Funding Ratio – as of any date, a ratio equal to the Retail Amount of Dining Credits to the Book Value of such Dining Credits.

Interest Expense – with respect to any period, cash interest expense paid for such period, including without limitation the interest portion of Capitalized Lease Obligations, plus the Letter of Credit and LC Guaranty fees paid in cash during such period, net of interest income, all as determined for Borrower Representative and its Subsidiaries on a Consolidated basis and in accordance with GAAP.

COVENANTS

1. Debt to Cash Flow Ratio. Borrowers shall not permit the Debt to Cash Flow Ratio for any period set forth below to be greater than the ratio set forth below opposite such period:

 

Period

   Ratio
Twelve Month Period Ended September 30, 2008 and the last day of each December, March, June and September thereafter    2.50 to 1.0

2. Gross Availability. Borrowers shall not permit Gross Availability at any time to be less than the amount set forth below opposite the Revolving Credit Maximum Amount then in effect:

 

Revolving Credit Maximum Amount

   Gross
Availability
$25,000,000    $ 7,500,000
$30,000,000    $ 8,333,333
$35,000,000    $ 9,166,667
$40,000,000    $ 10,000,000

 

Exhibit 8.3 – Page 2


3. Fixed Charge Coverage Ratio. Borrowers shall not permit the Fixed Charge Coverage Ratio for any period set forth below to be less than the ratio set forth below opposite such period:

 

Period

   Ratio
Twelve Month Period Ended September 30, 2008 and the last day of each December, March, June and September thereafter    1.10 to 1.0

4. Funding Ratio. Borrowers shall not permit the Funding Ratio at any time to be less than 1.60 to 1.
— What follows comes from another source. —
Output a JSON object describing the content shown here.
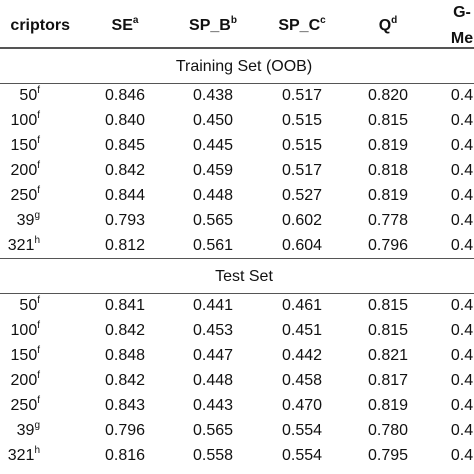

5. Write-Offs. Borrowers shall not permit the aggregate amount of the Net Amount of Dining Credits written off in accordance with GAAP and Borrowers’ historical practice within the most recently ended twelve (12) calendar month period to exceed fifteen percent (15%) of the average Book Value of Dining Credits for such twelve (12) month period.
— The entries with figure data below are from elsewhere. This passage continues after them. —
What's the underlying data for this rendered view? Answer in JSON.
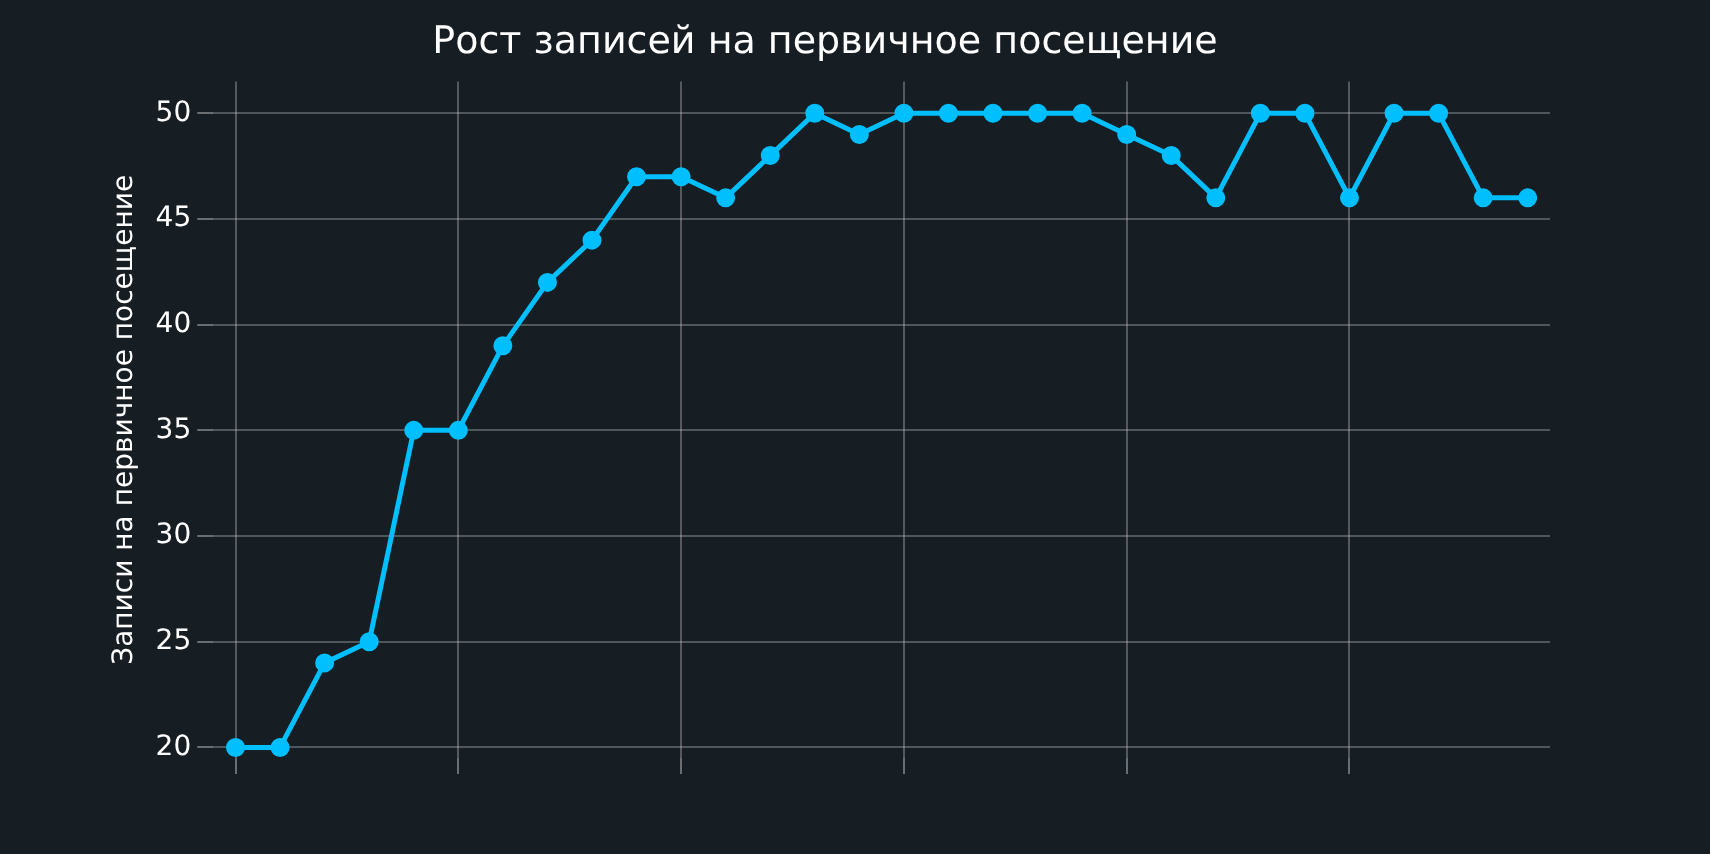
{
  "chart_data": {
    "type": "line",
    "title": "Рост записей на первичное посещение",
    "ylabel": "Записи на первичное посещение",
    "categories": [
      null,
      null,
      null,
      null,
      null,
      null,
      null,
      null,
      null,
      null,
      null,
      null,
      null,
      null,
      null,
      null,
      null,
      null,
      null,
      null,
      null,
      null,
      null,
      null,
      null,
      null,
      null,
      null,
      null,
      null
    ],
    "series": [
      {
        "color": "#00bfff",
        "values": [
          20,
          20,
          24,
          25,
          35,
          35,
          39,
          42,
          44,
          47,
          47,
          46,
          48,
          50,
          49,
          50,
          50,
          50,
          50,
          50,
          49,
          48,
          46,
          50,
          50,
          46,
          50,
          50,
          46,
          46
        ]
      }
    ],
    "ylim": [
      19.5,
      51.5
    ],
    "yticks": [
      20,
      25,
      30,
      35,
      40,
      45,
      50
    ],
    "grid": true,
    "tick_labels": "y",
    "marker": "circle",
    "line_style": "solid",
    "legend": false
  }
}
6. Purchased Dining Credits. Borrowers will not permit the amount equal to (x) the Book Value of Dining Credits as of the last day of the most recently ended calendar month divided by (y) the number of Dining Credit Account Debtors as of such day to exceed $50,000.

7. Collection Period. Borrowers will not permit the amount equal to the Net Amount of Dining Credits (Net Dining Credit Portfolio as set forth in Borrowers’ balance sheet) as of the last day of the most recently ended calendar month divided by the average monthly amortization expense for Dining Credits (cost of goods sold for Dining Credits) for the most recently ended three (3) month period to exceed twelve (12).